- On Monday, while chasing the overgrown puppy to keep her from escaping, my wife fell and broke her ankle.
- On Thursday, the doctor said “Going to have to make your wife bionic, I.E., install titanium plate and a number of screws”.
- Friday was spent in the day surgery ward
- And the subsequent weekend was about pain and dealing with a hard headed woman who wants no help from anyone, even when she can’t walk an inch.
My title for this is actually a reference to the Acer Aspire One (or AAO, sometimes apparently in blogspace the AA1).
Someone asked me why I use the AAO instead of the Macbook when I am out and about. That was a mistaken impression I had given because I was talking so much about the AAO (such as two recent posts here and here) and not at all about the MacBook. Most of the time the MacBook is with me in the backpack in case I need a real computer to do real work. The AAO, even with a real OS such as Mint rather than WinXP, is suboptimal for extended or serious work. This is mostly because the screen and keyboard, rather than the processor or RAM after the upgrade and with the efficient multitasking OS. (Aside: I have no idea why WinXP chokes on this computer when I try to do more than two things at once, but Linux doesn’t have the limitation, so XP stays unbooted most of the time, except when I am making sure it is fully patched or testing something with IE).
Still, one main reason to have the AAO was for exactly this last week. Lots of time is hospital waiting rooms, lots of getting up and moving from place to place. Lots of chances to pack and unpack the computer. With the AAO’s tiny size and weight, it is all a snap. And worst case, should the AAO be stolen from the waiting rooms while I am nearby but distracted by talking to a doctor, nurse, or what is happening to someone’s baby on “One Life to Live” (Monday in the ER waiting room was all soap day: I guess they didn’t have CNN or MSNBC available on that TV), then I am out the AAO and 350 USD, not the Macbook and my 3,200 USD (from three years ago, to be sure).
On Monday, after they were done putting on the temporary cast and giving me the bad news that the ankle was broken in such a way that they were referring it to a Ortho, the day nurse asked me that the cute little computer was. I replied that this was the “Handy hospital size”. She looked at it, impressed that computers came in such a thing as a hospital size. Then she looked at me with a bit of doubt, feeling correctly that someone nearby was probably pulling her leg. Only seemed fair after what was going on to my S.O.’s leg.

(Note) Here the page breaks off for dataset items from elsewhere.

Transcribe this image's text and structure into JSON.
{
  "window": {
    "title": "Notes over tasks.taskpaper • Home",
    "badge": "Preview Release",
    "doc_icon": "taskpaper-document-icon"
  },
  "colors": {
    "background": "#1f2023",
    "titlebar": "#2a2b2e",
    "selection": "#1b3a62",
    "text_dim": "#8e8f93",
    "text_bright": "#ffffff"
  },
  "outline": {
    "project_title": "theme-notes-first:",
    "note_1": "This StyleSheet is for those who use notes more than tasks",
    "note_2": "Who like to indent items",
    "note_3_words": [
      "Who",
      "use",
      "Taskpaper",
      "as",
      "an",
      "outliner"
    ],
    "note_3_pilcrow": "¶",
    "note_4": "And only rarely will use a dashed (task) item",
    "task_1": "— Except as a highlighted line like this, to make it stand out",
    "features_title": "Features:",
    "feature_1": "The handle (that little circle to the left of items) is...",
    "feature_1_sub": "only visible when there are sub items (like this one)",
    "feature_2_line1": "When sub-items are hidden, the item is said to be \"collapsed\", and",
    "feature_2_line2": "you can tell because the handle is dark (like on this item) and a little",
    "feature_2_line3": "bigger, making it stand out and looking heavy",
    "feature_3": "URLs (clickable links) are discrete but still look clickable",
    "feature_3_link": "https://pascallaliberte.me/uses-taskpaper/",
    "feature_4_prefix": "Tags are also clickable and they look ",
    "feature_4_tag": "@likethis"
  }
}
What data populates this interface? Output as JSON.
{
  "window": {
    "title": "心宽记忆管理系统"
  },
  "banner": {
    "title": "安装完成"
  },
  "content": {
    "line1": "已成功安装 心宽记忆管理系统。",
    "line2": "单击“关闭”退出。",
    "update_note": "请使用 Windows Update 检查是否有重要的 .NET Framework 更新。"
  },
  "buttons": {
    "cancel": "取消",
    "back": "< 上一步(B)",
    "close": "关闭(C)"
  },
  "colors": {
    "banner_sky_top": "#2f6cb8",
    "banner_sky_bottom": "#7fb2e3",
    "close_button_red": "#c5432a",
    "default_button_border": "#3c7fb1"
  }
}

I should inject here that the hospital was/is Memorial Hermann, and that they had an open if slow access point in both the ER and the day surgery waiting areas. Nice. I should also say that compared to our last experience with a hospital emergency room that this whole level of care was much better. It was not without its issues, and it is crystal clear to me that there is both good and bad stuff going on in the US health care system. That is a whole other post.
Friday was more of the same in terms of waiting, and in terms of the utility of the AAO. It was very handy to be able to read all my email from work, and keep every one in the family status’ed on progress, as I learned it from the various members of the staff, or from direct observation. As I moved from check-in to pre-Op to waiting room to lunch to waiting room to post-Op to go-home-prep area, the AAO tagged along and allowed me to stay in touch, even in areas of the hospital where the cell phone was utterly at zero bars. The wifi was omnipresent at MH. The iPhone and the AAO were always in touch.
With every change of location, it was easy to close and tuck the little 2.2 pound laptop back into its Car-DVD-case-acting-like-a-laptop-case. Linux went into suspend mode almost immediately and always recovered (except for the sound server, which is always a goner after the first suspend and takes a reboot to get back. Not like I need that in the hospital though). If I was using the power cord, that took a bit longer to stow. The AAO comes with a long power cord. Good for waiting rooms when you may not be able to sit close to the outlet. With small default battery the AAO comes with, I was using the cord fairly often. I will be watching for a six cell battery for this thing like a hawk.
I supposed I could have done most of surgery day with just the iPhone and an external battery to keep it charged, but reading work email off the iPhone would entail using the craptastic Outlook webmail interface via Safari. Do-able. Not fun, and really not fun for an entire day, From that point of view, the AAO’s screen and keyboard look positively capacious.
While I was being silly with the ER nurse, it turns that in fact, the AAO (with Linux Mint 6) really is a handy hospital size.